Bomba d'acqua su Palermo

Dopo la bomba d’acqua che ha devastato Palermo nella giornata di ieri, si cercano ancora i presunti dispersi segnalati da un testimone, scrive Ansa, ma per cui non sarebbe arrivata alcuna denuncia di scomparsa. I Vigili del fuoco lavorano incessantemente alle delicate operazioni per escludere la presenza di persone nel sottopasso allagato. Tra le notizie anche quella di due bimbi ricoverati per ipotermia, il più piccolo avrebbe 9 mesi.

Palermo: nessuna certezza su dispersi

I sommozzatori, impegnati tutta la notte nel sottopasso allagato dopo la bomba d’acqua che ha travolto la città di Palermo, non hanno ancora trovato evidenze della presenza di dispersi.

Ma è giallo, scrive Ansa, perché un testimone avrebbe riferito di almeno due persone rimaste intrappolate in una delle auto inghiottite da quell’inferno di acqua e fango, ma non sarebbe arrivata alcuna denuncia di scomparsa.

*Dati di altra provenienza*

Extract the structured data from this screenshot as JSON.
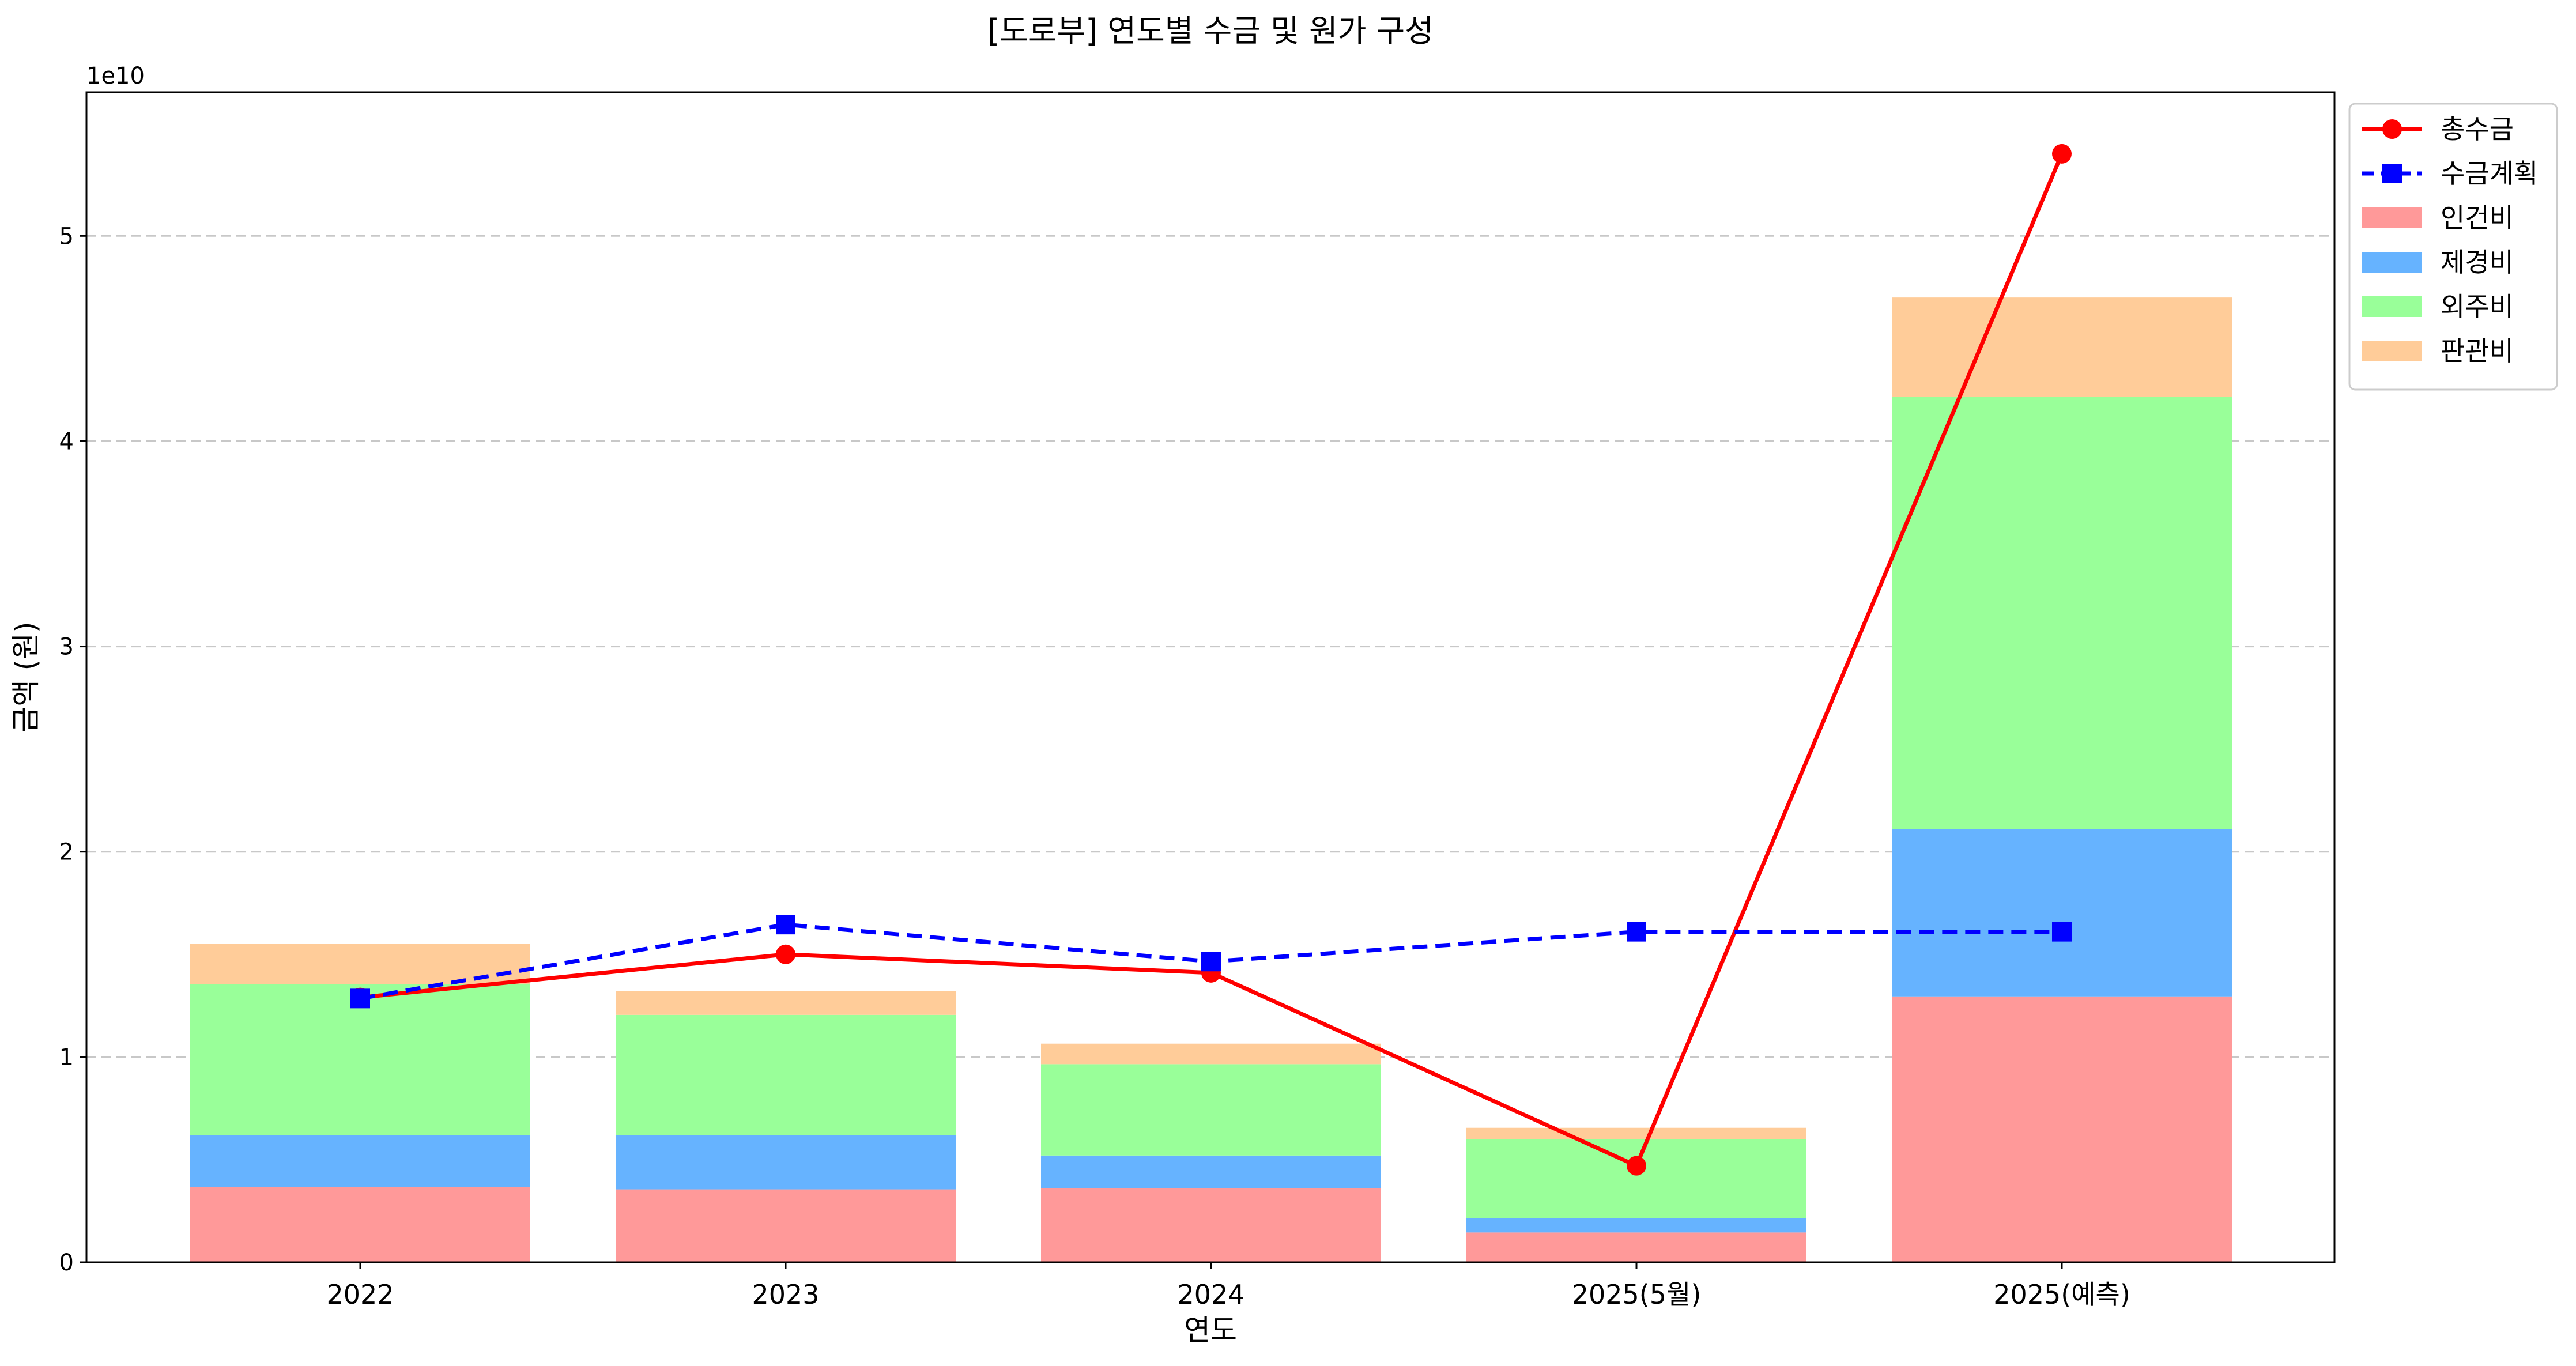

Il lavoro delle squadre dei Vigili del fuoco prosegue. La priorità è liberare quel sottopasso di viale Regione per accertare la presenza di vittime e sarà solo il dragaggio completo a permettere di restituire una risposta certa all’interrogativo.

Bimbi ricoverati per ipotermia

Tra le cronache dell’accaduto, anche la notizia di due bimbi ricoverati per ipotermia.

A riportarla è l’Ansa, secondo cui il più piccolo avrebbe 9 mesi. Entrambi sarebbero rimasti intrappolati in auto con i genitori, nel sottopasso allagato all’altezza di via Sardegna. Sulle condizioni dei piccoli, al momento, non sono emerse informazioni.

Le parole del sindaco Orlando

Il sindaco di Palermo, Leoluca Orlando, invita a mettere da parte le polemiche in un momento delicato come questo, e affida a un comunicato ufficiale le prime parole dopo l’accaduto.

Oltre un metro di pioggia è caduta oggi a Palermo in meno di 2 ore.

La pioggia più violenta nella storia della città almeno dal 1790, pari a quella che cade in un anno. Una pioggia che nessuno, nemmeno i metereologi che curano le previsioni nazionali, aveva previsto, tanto che nessuna allerta di Protezione Civile era stato emanata per la nostra città. Se l’allerta fosse stata diramata, sarebbero state attivate le procedure ordinarie che, pur nella straordinarietà degli eventi di oggi, avrebbero potuto mitigare i rischi. Ma non è il momento della polemica che lascio ad altri, anche perché so bene che la Protezione civile opera con grande professionalità basandosi su delle previsioni metereologiche fatte da altri e che oggi evidentemente nessuno poteva fare con accuratezza.

(…) In queste momenti tutta la macchina comunale è impegnata per affrontare questa emergenza non annunciata al massimo dell’impegno e della professionalità mentre attendiamo con apprensione che i vigili del fuoco ci diano notizie sulle persone che ancora al momento risultano disperse e siamo vicini ai loro familiari“.